Postby writebook » Fri 12.25.2009 4:04 pm

疲れすぎて勉強できない
is good, but most native speakers wouldn't say that.
We'd say something like:
疲れて勉強できない ... saying "I got tired, so I can't study" is enough, there's no need to say "too tired"
疲れていて勉強できない ... same as above, except it's "I'm tired, so I can't study"

However, sometimes you do want to use a phrase like "too X to do Y."
In that case, you should use the pattern:
 [VERB](dict.form) -には [ADJ or VERB]-すぎる。

Here's some examples:
1 その子は、母の きもちを 理解するには おさなすぎた。
(おさない=young, mostly for infant or preteen age)
"The child was too young to understand the mother's feelings."
(hmm... maybe the mother is sending away the child to a safe place during a way, but it's tearing her up inside.
The child is too young to understand and just thinks "Why is she sending me away? Is she angry at me?")

2 これは持っていくには重すぎる
"This is too heavy to take along"

3 彼は、ジェダイ の訓練をするには 年を取りすぎている。
"He has grown too old to do Jedi training"

I kind of feel that 1 sounds like something from a novel. The sentence structure makes it sound dramatic or sentimental.
On the other hand, 2 and 3 just sound like the speaker is merely stating that some limit has been exceeded.

I don't know why 1 feels like literary language instead of a simple statement. I need to think more about this. But I think part of the reason is that there is no clear limit as to how much is too young, unlike carrying luggage or taking Jedi training (although whether the limit is clear or not is a subjective matter).

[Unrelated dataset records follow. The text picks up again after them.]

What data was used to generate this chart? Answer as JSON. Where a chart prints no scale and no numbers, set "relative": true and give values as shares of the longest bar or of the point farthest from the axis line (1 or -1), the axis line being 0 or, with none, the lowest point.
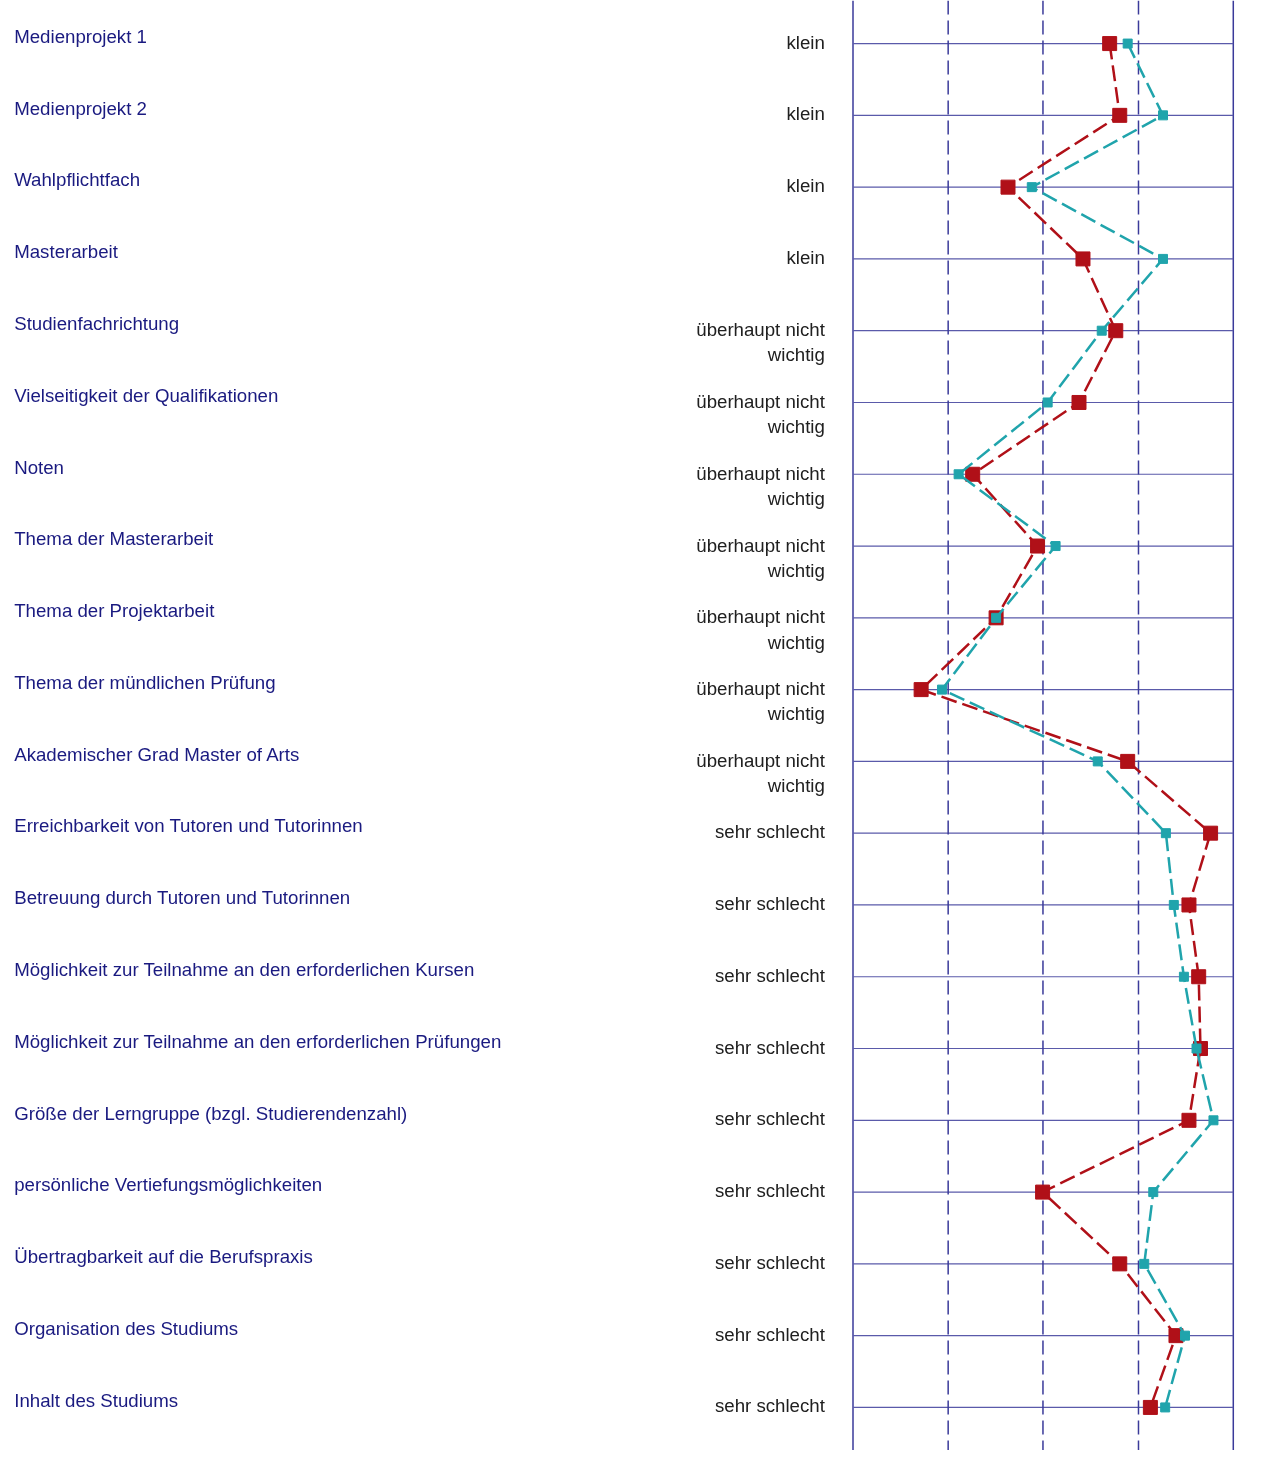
{
  "chart_data": {
    "type": "line",
    "orientation": "horizontal",
    "relative": true,
    "marker": "square",
    "line_style": "dashed",
    "grid": true,
    "categories": [
      "Medienprojekt 1",
      "Medienprojekt 2",
      "Wahlpflichtfach",
      "Masterarbeit",
      "Studienfachrichtung",
      "Vielseitigkeit der Qualifikationen",
      "Noten",
      "Thema der Masterarbeit",
      "Thema der Projektarbeit",
      "Thema der mündlichen Prüfung",
      "Akademischer Grad Master of Arts",
      "Erreichbarkeit von Tutoren und Tutorinnen",
      "Betreuung durch Tutoren und Tutorinnen",
      "Möglichkeit zur Teilnahme an den erforderlichen Kursen",
      "Möglichkeit zur Teilnahme an den erforderlichen Prüfungen",
      "Größe der Lerngruppe (bzgl.  Studierendenzahl)",
      "persönliche Vertiefungsmöglichkeiten",
      "Übertragbarkeit auf die Berufspraxis",
      "Organisation des Studiums",
      "Inhalt des Studiums"
    ],
    "series": [
      {
        "color": "#b01018",
        "values": [
          0.712,
          0.74,
          0.43,
          0.638,
          0.729,
          0.627,
          0.332,
          0.512,
          0.397,
          0.189,
          0.762,
          0.992,
          0.932,
          0.959,
          0.964,
          0.932,
          0.526,
          0.74,
          0.896,
          0.825
        ]
      },
      {
        "color": "#20a4ac",
        "values": [
          0.762,
          0.86,
          0.496,
          0.86,
          0.69,
          0.54,
          0.293,
          0.562,
          0.397,
          0.247,
          0.679,
          0.868,
          0.89,
          0.918,
          0.953,
          1,
          0.833,
          0.808,
          0.921,
          0.866
        ]
      }
    ],
    "ref_lines": [
      {
        "axis": "x",
        "value": 0.264,
        "line_style": "dashed",
        "color": "#3a3a9a"
      },
      {
        "axis": "x",
        "value": 0.527,
        "line_style": "dashed",
        "color": "#3a3a9a"
      },
      {
        "axis": "x",
        "value": 0.792,
        "line_style": "dashed",
        "color": "#3a3a9a"
      }
    ],
    "annotations": [
      "klein",
      "klein",
      "klein",
      "klein",
      "überhaupt nicht wichtig",
      "überhaupt nicht wichtig",
      "überhaupt nicht wichtig",
      "überhaupt nicht wichtig",
      "überhaupt nicht wichtig",
      "überhaupt nicht wichtig",
      "überhaupt nicht wichtig",
      "sehr schlecht",
      "sehr schlecht",
      "sehr schlecht",
      "sehr schlecht",
      "sehr schlecht",
      "sehr schlecht",
      "sehr schlecht",
      "sehr schlecht",
      "sehr schlecht"
    ]
  }
}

so, in the example about studying, it is possible to say:
僕は勉強するには疲れすぎていた。
But I think it sounds a little bit affected, since it uses literary language for ordinary daily things, especially your self.
You should just use the pattern "A, so can't B" (I'm tired, so I can't study)

If you say something like
僕は食後のアイスクリームを食べるにはお腹がいっぱいすぎた。
"My tummy was too full for me to eat my after-meal ice cream"
This one definitely sounds very comical because it is a mix literary-sounding language and everyday mundane things.